BERNIE LEE – Murder at Musket Beach. Donald A. Fine, hardcover, 1990. Worldwide Library, paperback, November 1991.

BERNIE LEE Murder on Musket Beach

   Here is an example, if one is desired, of a book that I cannot imagine will interest any fan of the old-fashioned detective story one iota. It is the first mystery adventure of a husband-and-wife sleuthing duo named Tony and Pat Pratt, and even though there is a second promised, I can promise you that I will not be reading another.

   Tony Pratt is a mystery writer, Pat Pratt is a financial consultant, and together they find a body on the beach. This is the interesting part. It goes downhill from here.

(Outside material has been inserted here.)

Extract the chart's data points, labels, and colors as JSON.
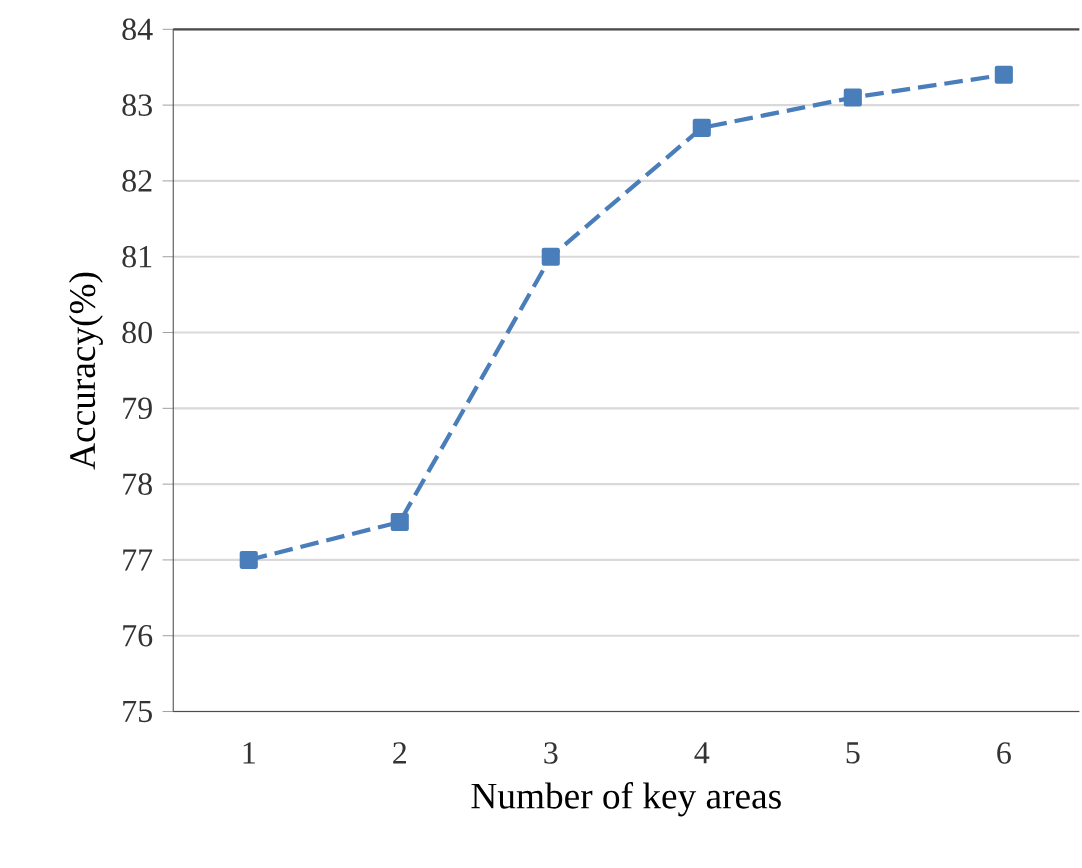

   There are two suspects (three if you count the mysterious behavior of the policeman investigating the case, behavior never satisfactorily explained except there does have to be some mystery in a detective story, one supposes, doesn’t there?). There is one clue, and the culprit can’t imagine how or why he managed to drop it right there next to the body.

   The victim was in real estate, it is learned, a guru is trying to buy some local land upon which to build his commune, and over and over again it is carefully explained to us that this might be the reason for the murder. [WARNING: Plot Alert.] It is.

   In other words, this is a mystery for the feeble-minded. It’s not the writing that is so bad; it’s the complete absence of a plot.

— Reprinted from Mystery*File 37, no date given, considerably revised.


Bibliographic Update:   There were, in fact, two more books in the series: Murder Without Reservation (1991) and Murder Takes Two (1992).